Knutsford back in the black after storm-hit quarter
KNUTSFORD Express moved back into profit in the February quarter after storm-related losses, but weaker revenue and sharply lower earnings suggest the road to full recovery may take longer.
The transport and courier company reported net profit of $15.8 million for its third quarter ended February 28, reversing the $3.6 million loss recorded in the previous quarter ended November 2025, when operations were hit by Hurricane Melissa.
Even so, the result was down 68.4 per cent from the $50 million earned in the corresponding quarter last year. Earnings per share fell to $0.03 from $0.10. Meanwhile, revenue for the quarter declined 8.2 per cent to $544.2 million from $592.7 million a year earlier, reflecting what the company described as lingering economic and operational effects from the storm.
“As our nation and our business continue to navigate the extended recovery phase following the unprecedented devastation of Hurricane Melissa, we are seeing gradual stabilisation,” directors said in the company’s report accompanying the financial statements.
The softer quarter meant Knutsford’s nine-month performance also remained below last year’s pace.
For the nine months ended February 28, revenue slipped to $1.56 billion from $1.64 billion, while net profit fell to $78.6 million from $169.7 million.

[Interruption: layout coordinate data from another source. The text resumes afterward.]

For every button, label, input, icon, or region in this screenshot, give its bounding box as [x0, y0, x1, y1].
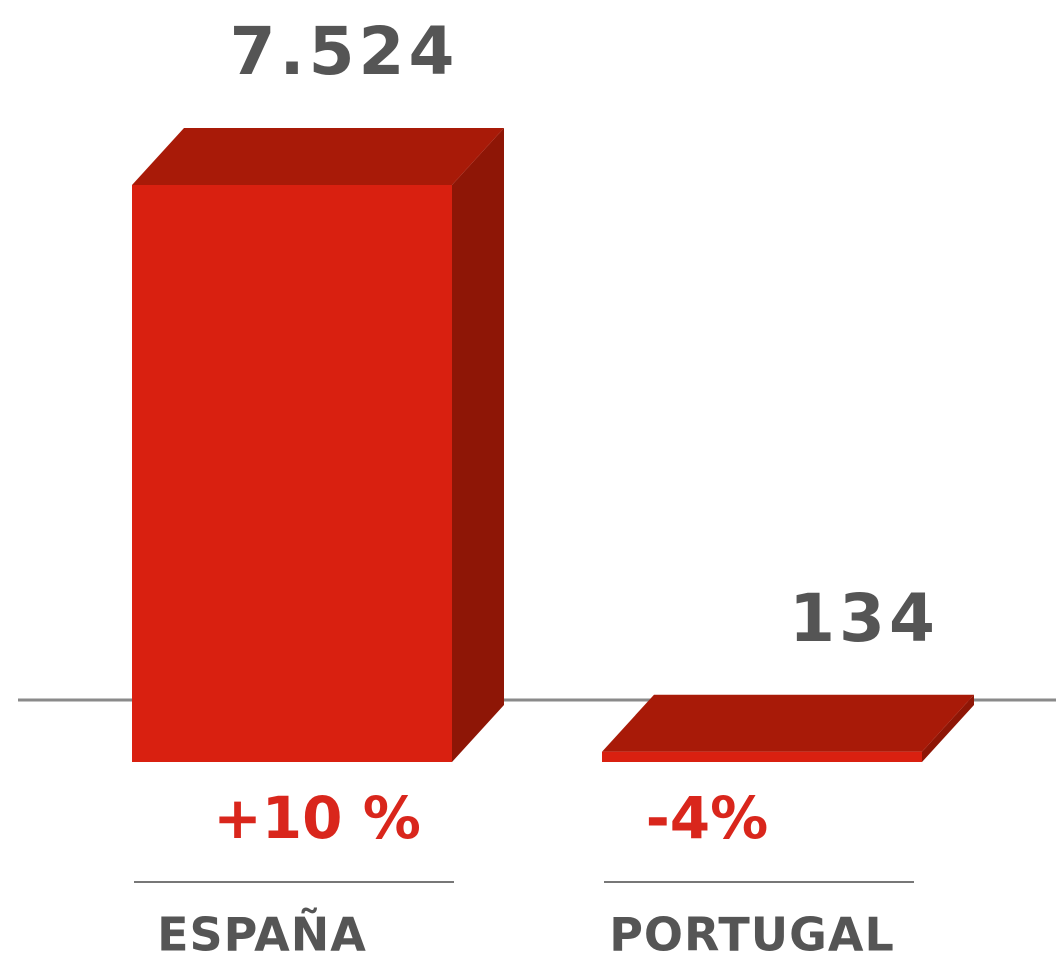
- bar-top: [132, 128, 504, 185]
- bar: [132, 185, 452, 762]
- bar-side: [452, 128, 504, 762]
- bar: [602, 751, 922, 762]
- change-label: -4%: [646, 784, 769, 852]
- value-label: 134: [789, 580, 939, 657]
- x-tick-label: ESPAÑA: [157, 908, 367, 962]
- bar-top: [602, 694, 974, 752]
- bar-side: [922, 694, 974, 762]
- x-tick-label: PORTUGAL: [609, 908, 895, 962]
- value-label: 7.524: [230, 13, 459, 90]
- change-label: +10 %: [213, 784, 421, 852]
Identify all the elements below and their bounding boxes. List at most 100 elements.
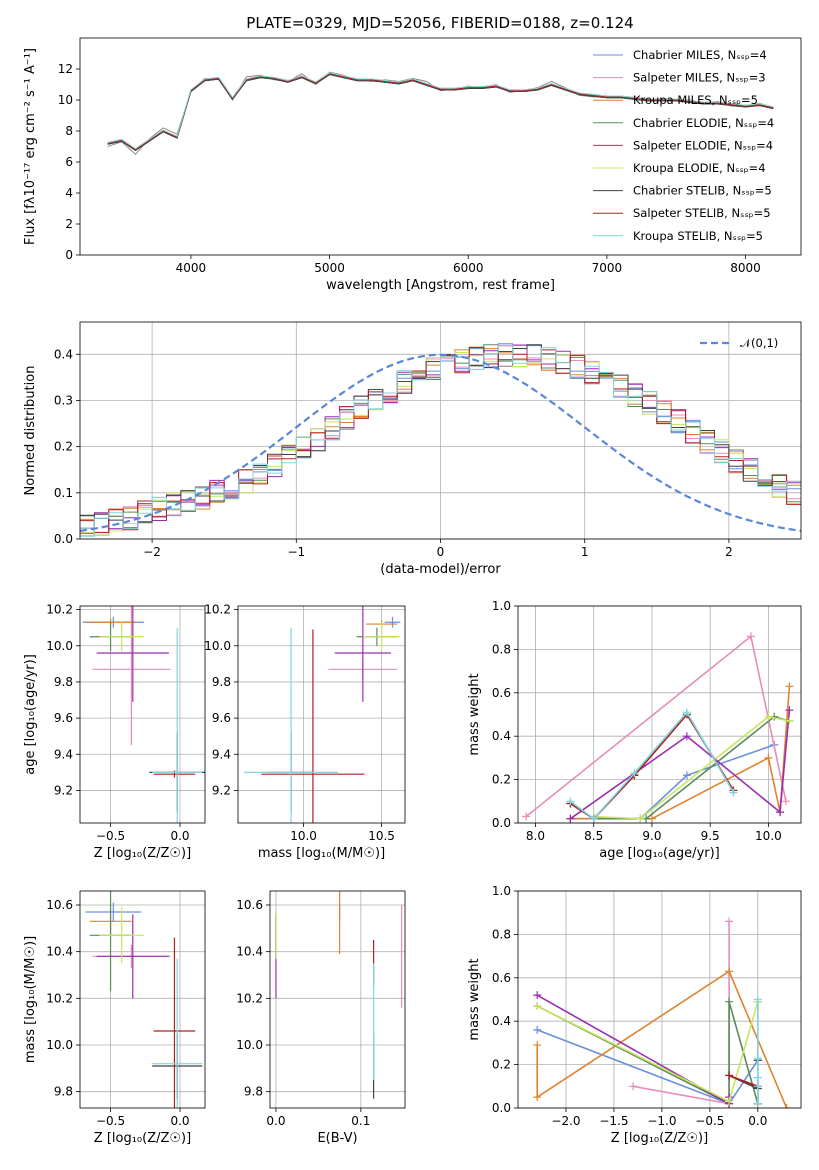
legend-label: Salpeter MILES, Nₛₛₚ=3: [633, 71, 766, 85]
y-tick-label: 0: [65, 248, 73, 262]
x-tick-label: −1.5: [599, 1114, 628, 1128]
axes: −2.0 −1.5 −1.0 −0.5 0.0 0.0 0.2 0.4 0.6 0.8 1.0 Z […: [467, 884, 802, 1146]
plot-area: [244, 606, 401, 823]
series-marker: [746, 632, 755, 641]
legend-label: Kroupa MILES, Nₛₛₚ=5: [633, 93, 758, 107]
x-axis-label: Z [log₁₀(Z/Z☉)]: [94, 1131, 191, 1146]
x-tick-label: −2: [143, 545, 161, 559]
legend-label: Salpeter STELIB, Nₛₛₚ=5: [633, 206, 771, 220]
y-tick-label: 1.0: [492, 599, 511, 613]
y-tick-label: 10.6: [46, 898, 73, 912]
series-marker: [753, 1073, 762, 1082]
series-line: [593, 715, 790, 820]
x-tick-label: 8000: [730, 261, 761, 275]
x-tick-label: 7000: [592, 261, 623, 275]
normal-curve: [80, 353, 801, 532]
y-tick-label: 9.8: [244, 1085, 263, 1099]
axes-frame: [79, 37, 802, 256]
x-tick-label: 9.5: [701, 829, 720, 843]
axes-frame: [79, 890, 206, 1109]
y-tick-label: 0.2: [492, 773, 511, 787]
y-tick-label: 10.0: [46, 1038, 73, 1052]
y-tick-label: 0.8: [492, 642, 511, 656]
series-marker: [725, 967, 734, 976]
x-axis-label: E(B-V): [317, 1131, 357, 1146]
y-axis-label: Normed distribution: [23, 366, 38, 496]
legend: 𝒩(0,1): [700, 336, 778, 350]
axes-frame: [79, 605, 206, 824]
x-axis-label: mass [log₁₀(M/M☉)]: [258, 846, 385, 861]
axes: −2 −1 0 1 2 0.0 0.1 0.2 0.3 0.4 (data-model)/error…: [23, 321, 802, 577]
series-marker: [782, 1104, 791, 1108]
x-tick-label: 0.0: [170, 829, 189, 843]
y-tick-label: 12: [58, 62, 73, 76]
series-marker: [629, 1082, 638, 1091]
series-line: [536, 1001, 759, 1103]
y-tick-label: 10.6: [236, 898, 263, 912]
y-tick-label: 10.2: [236, 991, 263, 1005]
y-tick-label: 0.2: [492, 1058, 511, 1072]
y-tick-label: 9.4: [212, 747, 231, 761]
legend-label: 𝒩(0,1): [740, 336, 778, 350]
series-marker: [764, 753, 773, 762]
series-marker: [533, 1025, 542, 1034]
series-marker: [781, 797, 790, 806]
y-tick-label: 10: [58, 93, 73, 107]
axes: 0.0 0.1 9.8 10.0 10.2 10.4 10.6 E(B-V): [236, 890, 406, 1146]
x-tick-label: −2.0: [551, 1114, 580, 1128]
x-tick-label: −0.5: [96, 1114, 125, 1128]
x-tick-label: 0.0: [170, 1114, 189, 1128]
plot-area: [275, 891, 403, 1099]
series-line: [525, 634, 787, 818]
y-tick-label: 0.8: [492, 927, 511, 941]
series-marker: [589, 814, 598, 823]
legend-label: Kroupa STELIB, Nₛₛₚ=5: [633, 229, 763, 243]
y-tick-label: 10.0: [204, 639, 231, 653]
y-tick-label: 10.0: [46, 639, 73, 653]
panel-residuals: −2 −1 0 1 2 0.0 0.1 0.2 0.3 0.4 (data-model)/error…: [23, 321, 802, 577]
plot-area: [80, 343, 801, 537]
x-tick-label: 6000: [453, 261, 484, 275]
series-line: [570, 686, 791, 820]
x-tick-label: 8.5: [584, 829, 603, 843]
x-tick-label: 9.0: [642, 829, 661, 843]
y-tick-label: 0.1: [54, 486, 73, 500]
y-tick-label: 10.4: [46, 945, 73, 959]
axes-frame: [517, 890, 802, 1109]
series-marker: [636, 814, 645, 823]
series-marker: [682, 732, 691, 741]
x-tick-label: −1: [287, 545, 305, 559]
y-tick-label: 10.0: [236, 1038, 263, 1052]
y-tick-label: 9.2: [212, 783, 231, 797]
series-marker: [630, 769, 639, 778]
series-marker: [753, 1082, 762, 1091]
panel-spectrum: 4000 5000 6000 7000 8000 0 2 4 6 8 10 12 wavelength …: [23, 37, 802, 293]
axes: 4000 5000 6000 7000 8000 0 2 4 6 8 10 12 wavelength …: [23, 37, 802, 293]
panel-age-vs-mass: 10.0 10.5 9.2 9.4 9.6 9.8 10.0 10.2 mass [log₁₀(…: [204, 603, 406, 861]
y-tick-label: 4: [65, 186, 73, 200]
series-marker: [764, 712, 773, 721]
y-tick-label: 10.2: [46, 991, 73, 1005]
x-axis-label: Z [log₁₀(Z/Z☉)]: [611, 1131, 708, 1146]
plot-area: [533, 917, 791, 1108]
axes: −0.5 0.0 9.8 10.0 10.2 10.4 10.6 Z [log₁₀(Z/Z☉)…: [23, 890, 206, 1146]
series-marker: [785, 682, 794, 691]
y-tick-label: 9.4: [54, 747, 73, 761]
y-tick-label: 9.8: [54, 675, 73, 689]
model-spectrum-line: [107, 72, 774, 150]
legend-label: Chabrier STELIB, Nₛₛₚ=5: [633, 184, 772, 198]
y-tick-label: 6: [65, 155, 73, 169]
y-tick-label: 0.6: [492, 686, 511, 700]
series-marker: [785, 717, 794, 726]
series-line: [569, 710, 791, 820]
x-tick-label: −1.0: [647, 1114, 676, 1128]
x-tick-label: 0: [437, 545, 445, 559]
axes-frame: [517, 605, 802, 824]
series-marker: [682, 771, 691, 780]
series-marker: [753, 1099, 762, 1108]
y-tick-label: 2: [65, 217, 73, 231]
axes: −0.5 0.0 9.2 9.4 9.6 9.8 10.0 10.2 Z [log₁₀(Z/Z☉…: [23, 603, 206, 861]
series-marker: [753, 1054, 762, 1063]
plot-area: [522, 632, 794, 823]
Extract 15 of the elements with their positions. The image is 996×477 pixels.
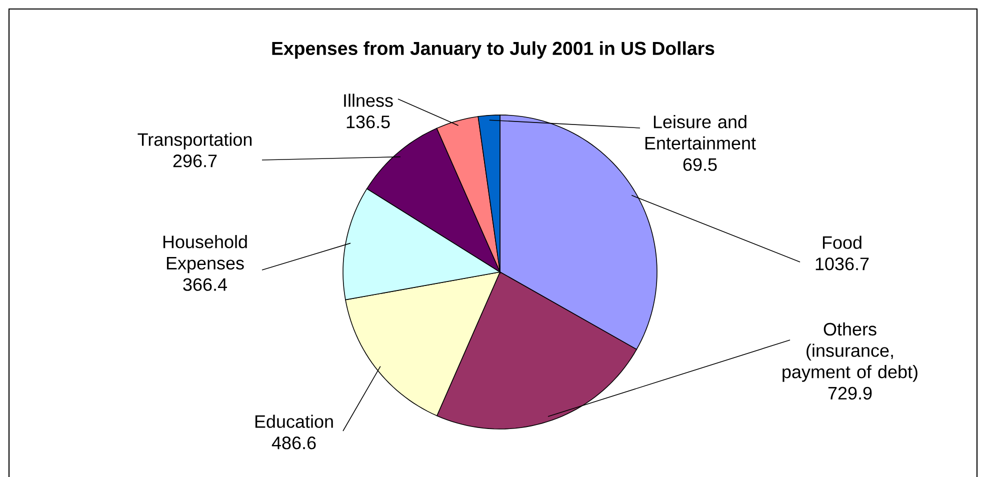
data-label: 486.6 xyxy=(272,436,316,450)
slice-label: Illness xyxy=(344,94,393,107)
data-label: 296.7 xyxy=(173,154,217,168)
data-label: 729.9 xyxy=(828,386,872,400)
data-label: 136.5 xyxy=(346,116,390,128)
chart-title: Expenses from January to July 2001 in US Dollars xyxy=(272,41,714,59)
slice-label: Others (insurance, payment of debt) xyxy=(782,322,918,382)
slice-label: Leisure and Entertainment xyxy=(645,115,756,150)
data-label: 1036.7 xyxy=(816,258,869,270)
data-label: 366.4 xyxy=(183,278,228,291)
slice-label: Household Expenses xyxy=(163,235,247,274)
slice-label: Food xyxy=(822,236,862,249)
slice-label: Transportation xyxy=(138,132,252,150)
slice-label: Education xyxy=(255,414,333,428)
data-label: 69.5 xyxy=(683,158,717,171)
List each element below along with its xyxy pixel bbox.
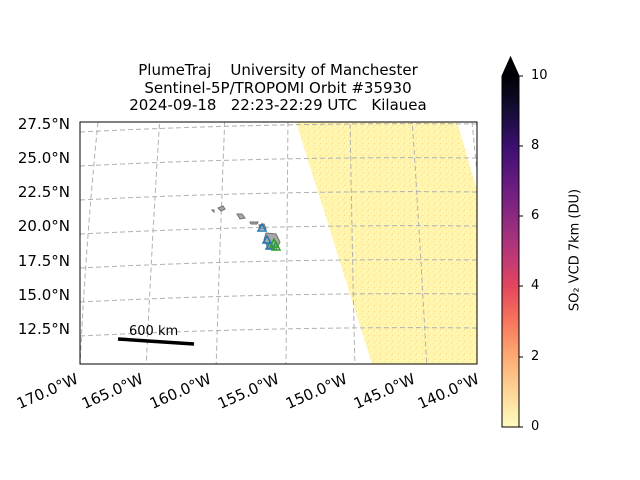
island-oahu xyxy=(236,213,246,220)
colorbar-gradient xyxy=(502,76,519,427)
longitude-gridlines xyxy=(80,122,477,364)
colorbar xyxy=(501,55,523,428)
lat-label: 27.5°N xyxy=(17,115,70,133)
map-frame xyxy=(79,121,478,365)
colorbar-extend-max xyxy=(502,57,519,76)
colorbar-label: SO₂ VCD 7km (DU) xyxy=(567,188,583,312)
volcano-markers xyxy=(268,237,282,251)
lat-label: 12.5°N xyxy=(17,320,70,338)
lat-label: 17.5°N xyxy=(17,252,70,270)
island-niihau xyxy=(210,209,215,214)
colorbar-tick-label: 2 xyxy=(531,349,540,364)
colorbar-tick-marks xyxy=(519,75,523,428)
station-marker xyxy=(261,234,273,244)
scale-bar xyxy=(117,337,195,346)
scale-bar-label: 600 km xyxy=(129,324,179,339)
station-marker xyxy=(264,240,276,250)
colorbar-outline xyxy=(501,55,520,428)
island-molokai xyxy=(249,221,259,225)
map-area xyxy=(80,122,477,364)
title-line-1: PlumeTraj University of Manchester xyxy=(138,61,418,79)
station-markers xyxy=(256,222,276,250)
colorbar-tick-label: 10 xyxy=(531,68,548,83)
volcano-marker xyxy=(270,240,282,251)
colorbar-tick-label: 4 xyxy=(531,278,540,293)
colorbar-tick-label: 0 xyxy=(531,419,540,434)
tropomi-swath xyxy=(296,122,477,364)
title-line-2: Sentinel-5P/TROPOMI Orbit #35930 xyxy=(144,79,412,97)
island-kauai xyxy=(217,205,226,212)
lat-label: 15.0°N xyxy=(17,286,70,304)
lat-label: 22.5°N xyxy=(17,183,70,201)
colorbar-tick-label: 6 xyxy=(531,208,540,223)
latitude-gridlines xyxy=(80,123,477,337)
lat-label: 25.0°N xyxy=(17,149,70,167)
lat-label: 20.0°N xyxy=(17,217,70,235)
station-marker xyxy=(256,222,268,232)
colorbar-tick-label: 8 xyxy=(531,138,540,153)
title-line-3: 2024-09-18 22:23-22:29 UTC Kilauea xyxy=(129,96,427,114)
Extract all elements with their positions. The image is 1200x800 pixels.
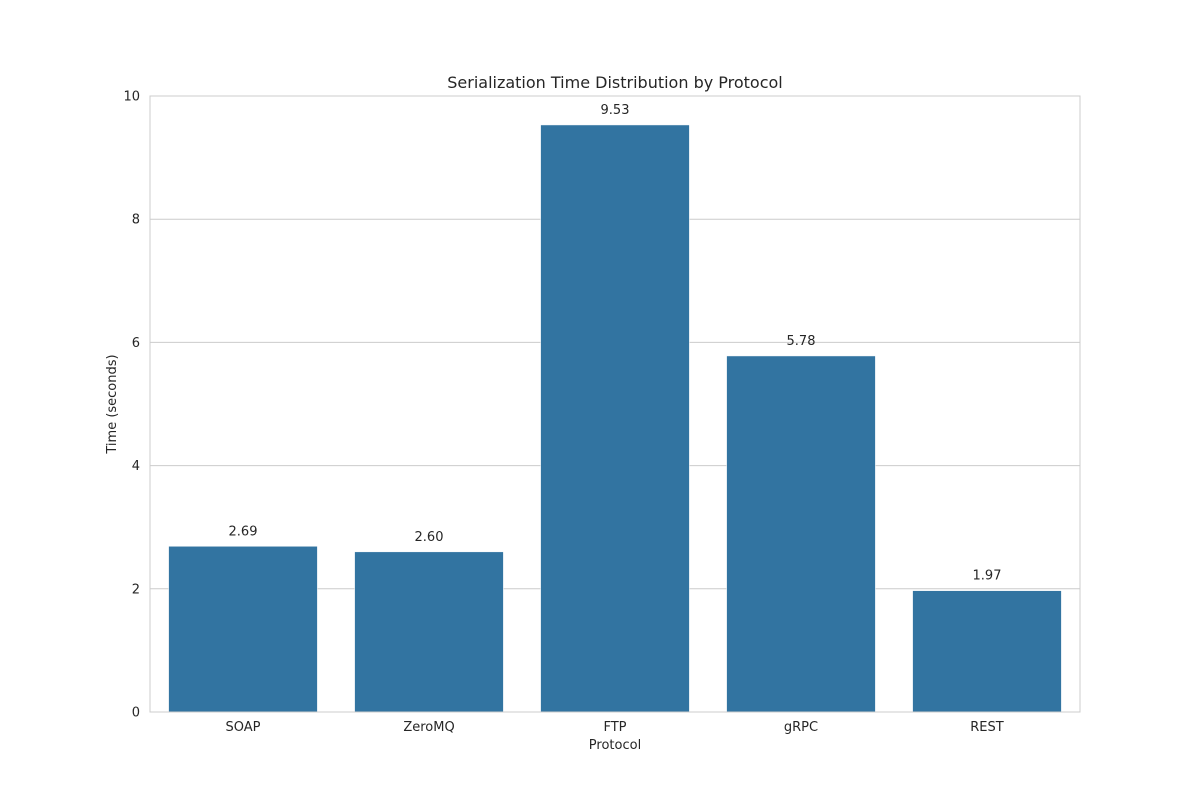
bar-value-label: 5.78 [787, 334, 816, 349]
x-tick-label: REST [970, 720, 1003, 735]
bar-ftp [540, 124, 690, 713]
y-tick-label: 8 [132, 213, 140, 228]
bar-zeromq [354, 551, 504, 713]
y-axis: 0 2 4 6 8 10 [123, 90, 140, 721]
x-tick-label: FTP [603, 720, 626, 735]
y-axis-label: Time (seconds) [105, 354, 120, 454]
y-tick-label: 2 [132, 582, 140, 597]
x-tick-label: gRPC [784, 720, 818, 735]
bar-soap [168, 546, 318, 713]
bar-value-label: 2.60 [415, 530, 444, 545]
bar-value-labels: 2.69 2.60 9.53 5.78 1.97 [229, 103, 1002, 584]
bar-value-label: 9.53 [601, 103, 630, 118]
bars [168, 124, 1062, 713]
plot-frame [149, 95, 1081, 713]
y-tick-label: 0 [132, 706, 140, 721]
y-tick-label: 10 [123, 90, 140, 105]
bar-grpc [726, 355, 876, 713]
x-tick-label: SOAP [226, 720, 261, 735]
x-axis: SOAP ZeroMQ FTP gRPC REST [226, 720, 1004, 735]
x-tick-label: ZeroMQ [403, 720, 454, 735]
x-axis-label: Protocol [589, 738, 641, 753]
bar-value-label: 1.97 [973, 569, 1002, 584]
chart-title: Serialization Time Distribution by Proto… [447, 73, 783, 92]
bar-rest [912, 590, 1062, 713]
bar-value-label: 2.69 [229, 524, 258, 539]
y-tick-label: 4 [132, 459, 140, 474]
y-tick-label: 6 [132, 336, 140, 351]
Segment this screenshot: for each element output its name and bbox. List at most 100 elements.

Earnings per share declined to $0.16 from $0.34.
Even with earnings compressed, management used the update to signal confidence in the longer-term outlook.
The company said new coaches were integrated into the fleet during the period to improve efficiency and reduce downtime, while its major infrastructure project in Mandeville is moving steadily toward completion. Management added that similar opportunities are being evaluated at other strategic locations across the island.
Knutsford also pointed to changing customer behaviour, saying more passengers are booking trips online, which it said validates ongoing investment in digital platforms and a more seamless customer experience.
The company’s continued investment was also evident on the balance sheet. Total assets climbed 13.3 per cent to $2.42 billion from $2.13 billion a year earlier, driven by increases in property, plant and equipment and investment properties. Shareholders’ equity rose to $1.52 billion from $1.40 billion.
Cash and bank balances closed the period at $97.1 million, up from $69.8 million a year earlier, while loan notes payable increased to $473.4 million, including current and non-current balances, as the company continued to fund growth initiatives.